Man now in isolation at medical facility in Kingston, claims he traveled on packed flight with persons removing masks
One of the 13 Jamaicans deported from the United Kingdom to the island on Wednesday has tested positive for COVID-19.
The UK Guardian is today reporting that the Jamaican government has confirmed the positive test. The man is being held in isolation at a hospital in Kingston in line with Jamaica’s COVID-19 safety protocols.
He had been in detention in the UK for almost a month before his deportation on Wednesday on a charter flight to Kingston. Speaking in an interview with the Guardian, the man, whose name is being withheld, said: “I don’t know where I got COVID, but the deportation flight was very crowded and people were taking their masks off.”
The Guardian reported that the man was coughing badly during the telephone interview from the hospital, where he is being treated.
During the call he declared: “I’m very angry that the Home Office has failed to protect me.”
He further reported that he was being well cared for at the Jamaican medical facility.

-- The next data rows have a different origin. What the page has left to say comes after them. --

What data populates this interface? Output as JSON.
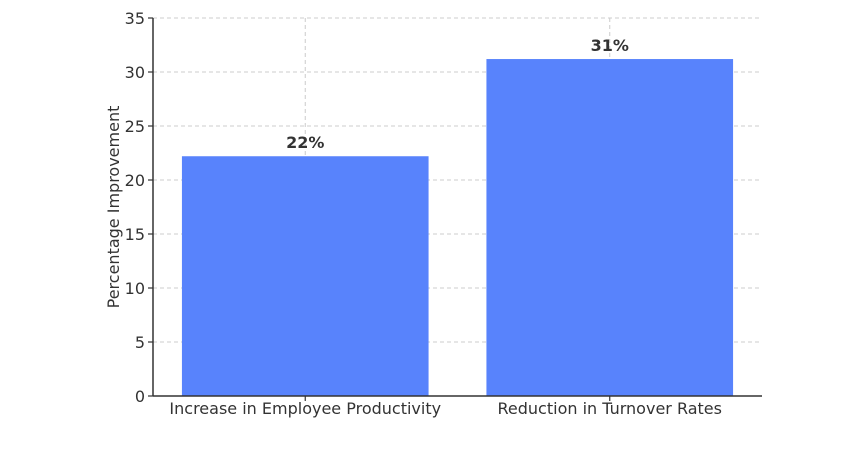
{
  "chart_data": {
    "type": "bar",
    "title": "",
    "xlabel": "",
    "ylabel": "Percentage Improvement",
    "categories": [
      "Increase in Employee Productivity",
      "Reduction in Turnover Rates"
    ],
    "values": [
      22.2,
      31.2
    ],
    "data_labels": [
      "22%",
      "31%"
    ],
    "ylim": [
      0,
      35
    ],
    "yticks": [
      0,
      5,
      10,
      15,
      20,
      25,
      30,
      35
    ],
    "grid": true,
    "bar_color": "#5883fc"
  }
}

HOME OFFICE RECEIVES BACKLASH AFTER COVID-19 CONFIRMATION
British Home Secretary Priti Patel is already feeling the backlash from the positive confirmation with members of the Windrush generation accusing the British government minister of deeply insulting behaviour. They charged that many groups and prominent individuals had raised concerns about the COVID-19 risk of chartering a flight to Jamaica during the pandemic, but their cries fell on deaf ears.
Chair of the Windrush National Organisation, Bishop Desmond Jaddoo wrote to the Home Secretary on November 30, raising concerns about the flight, including the pandemic risk. He questioned why the British government was going ahead with the charter flight in light of the risks with COVID-19.

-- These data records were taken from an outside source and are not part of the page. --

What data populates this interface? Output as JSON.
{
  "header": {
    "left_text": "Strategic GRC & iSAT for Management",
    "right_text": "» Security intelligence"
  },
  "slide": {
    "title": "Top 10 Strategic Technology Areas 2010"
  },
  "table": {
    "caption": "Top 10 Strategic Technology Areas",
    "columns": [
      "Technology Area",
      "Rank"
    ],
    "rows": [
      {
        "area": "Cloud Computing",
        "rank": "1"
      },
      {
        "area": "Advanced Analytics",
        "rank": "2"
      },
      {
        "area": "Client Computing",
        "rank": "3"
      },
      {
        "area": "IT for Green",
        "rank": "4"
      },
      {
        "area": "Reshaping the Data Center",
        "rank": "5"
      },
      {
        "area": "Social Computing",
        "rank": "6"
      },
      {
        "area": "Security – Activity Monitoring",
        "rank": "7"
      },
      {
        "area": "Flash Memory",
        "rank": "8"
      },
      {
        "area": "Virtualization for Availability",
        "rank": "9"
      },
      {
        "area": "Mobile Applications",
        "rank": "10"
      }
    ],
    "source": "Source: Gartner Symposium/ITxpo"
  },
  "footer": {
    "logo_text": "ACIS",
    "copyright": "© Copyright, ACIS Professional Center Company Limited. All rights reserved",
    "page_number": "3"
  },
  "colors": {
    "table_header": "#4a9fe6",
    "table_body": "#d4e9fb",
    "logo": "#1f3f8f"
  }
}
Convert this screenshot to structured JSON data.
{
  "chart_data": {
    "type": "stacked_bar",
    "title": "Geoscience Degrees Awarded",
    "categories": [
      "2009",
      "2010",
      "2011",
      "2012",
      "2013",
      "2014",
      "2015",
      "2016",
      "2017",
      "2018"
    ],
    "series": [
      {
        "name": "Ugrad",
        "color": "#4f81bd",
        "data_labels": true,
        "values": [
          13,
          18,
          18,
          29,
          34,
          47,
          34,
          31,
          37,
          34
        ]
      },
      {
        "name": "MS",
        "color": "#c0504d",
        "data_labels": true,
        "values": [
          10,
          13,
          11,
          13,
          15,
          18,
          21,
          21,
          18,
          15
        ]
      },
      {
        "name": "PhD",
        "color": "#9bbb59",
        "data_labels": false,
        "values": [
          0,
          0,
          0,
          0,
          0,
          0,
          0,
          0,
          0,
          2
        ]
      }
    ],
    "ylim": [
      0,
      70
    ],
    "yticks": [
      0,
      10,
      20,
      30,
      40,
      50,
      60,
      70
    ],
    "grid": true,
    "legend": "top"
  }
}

According to Jaddoo: “This is exactly the issue that I raised in letters to Priti Patel and to the Jamaican prime minister, Andrew Holness. The Home Office has shown a blatant disregard for due diligence. This raises the issue of the Home Office rushing to do something without following due process. They should be held to account. We know for a fact that not everyone on that flight is a murderer or a rapist.”
The plane, which transported 13 Jamaicans, took off on Wednesday after 23 others slated for deportation on the same charter flight got a last minute reprieve, owing to legal challenges initiated on their behalf. The Guardian reported that the man, who has convictions for drugs offences, was taken under police escort to the St Joseph’s medical facility in Kingston, where he will be held under quarantine for 14 days.

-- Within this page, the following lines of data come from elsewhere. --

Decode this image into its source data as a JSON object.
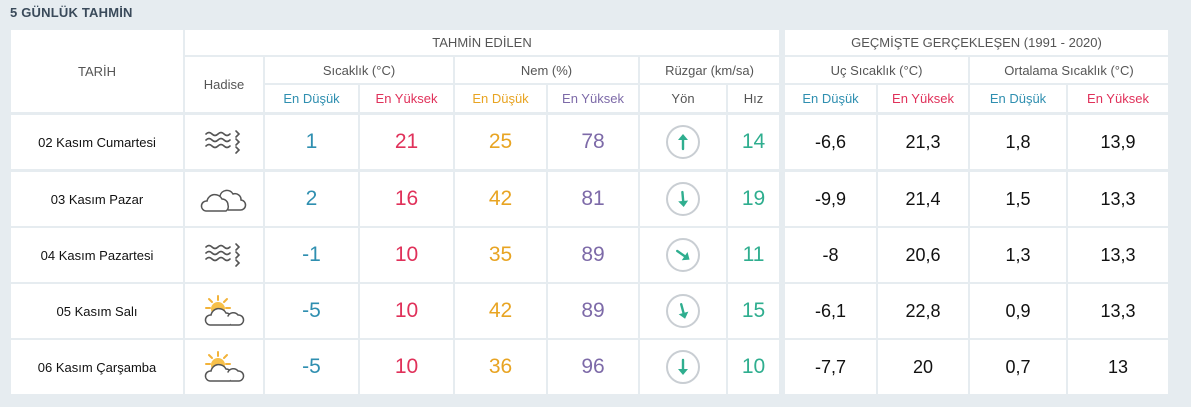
{
  "title": "5 GÜNLÜK TAHMİN",
  "headers": {
    "date": "TARİH",
    "forecast": "TAHMİN EDİLEN",
    "history": "GEÇMİŞTE GERÇEKLEŞEN (1991 - 2020)",
    "event": "Hadise",
    "temp": "Sıcaklık (°C)",
    "humidity": "Nem (%)",
    "wind": "Rüzgar (km/sa)",
    "extreme": "Uç Sıcaklık (°C)",
    "average": "Ortalama Sıcaklık (°C)",
    "min": "En Düşük",
    "max": "En Yüksek",
    "direction": "Yön",
    "speed": "Hız"
  },
  "colors": {
    "min": "#2f8fb0",
    "max": "#e0315a",
    "hum_min": "#e8a422",
    "hum_max": "#7d6aa8",
    "wind_speed": "#2fae8f",
    "arrow": "#2fae8f"
  },
  "rows": [
    {
      "date": "02 Kasım Cumartesi",
      "icon": "fog-icon",
      "temp_min": "1",
      "temp_max": "21",
      "hum_min": "25",
      "hum_max": "78",
      "wind_dir_deg": 0,
      "wind_speed": "14",
      "ext_min": "-6,6",
      "ext_max": "21,3",
      "avg_min": "1,8",
      "avg_max": "13,9"
    },
    {
      "date": "03 Kasım Pazar",
      "icon": "cloudy-icon",
      "temp_min": "2",
      "temp_max": "16",
      "hum_min": "42",
      "hum_max": "81",
      "wind_dir_deg": 175,
      "wind_speed": "19",
      "ext_min": "-9,9",
      "ext_max": "21,4",
      "avg_min": "1,5",
      "avg_max": "13,3"
    },
    {
      "date": "04 Kasım Pazartesi",
      "icon": "fog-icon",
      "temp_min": "-1",
      "temp_max": "10",
      "hum_min": "35",
      "hum_max": "89",
      "wind_dir_deg": 125,
      "wind_speed": "11",
      "ext_min": "-8",
      "ext_max": "20,6",
      "avg_min": "1,3",
      "avg_max": "13,3"
    },
    {
      "date": "05 Kasım Salı",
      "icon": "partly-cloudy-icon",
      "temp_min": "-5",
      "temp_max": "10",
      "hum_min": "42",
      "hum_max": "89",
      "wind_dir_deg": 165,
      "wind_speed": "15",
      "ext_min": "-6,1",
      "ext_max": "22,8",
      "avg_min": "0,9",
      "avg_max": "13,3"
    },
    {
      "date": "06 Kasım Çarşamba",
      "icon": "partly-cloudy-icon",
      "temp_min": "-5",
      "temp_max": "10",
      "hum_min": "36",
      "hum_max": "96",
      "wind_dir_deg": 180,
      "wind_speed": "10",
      "ext_min": "-7,7",
      "ext_max": "20",
      "avg_min": "0,7",
      "avg_max": "13"
    }
  ]
}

According to reports reaching Our Today, he was not showing symptoms this afternoon (December 5). When contacted, a Home Office spokesperson rejected claims that the flight was not COVID-compliant or posed an exceptional risk.
The spokesperson based the stance on the fact that all individuals onboard the charter flight would have been assessed by a healthcare professional before they left the immigration removal centre. The spokesperson explained that this would have included a temperature check and all would have been tested and had access to quarantine accommodation on their arrival in Jamaica.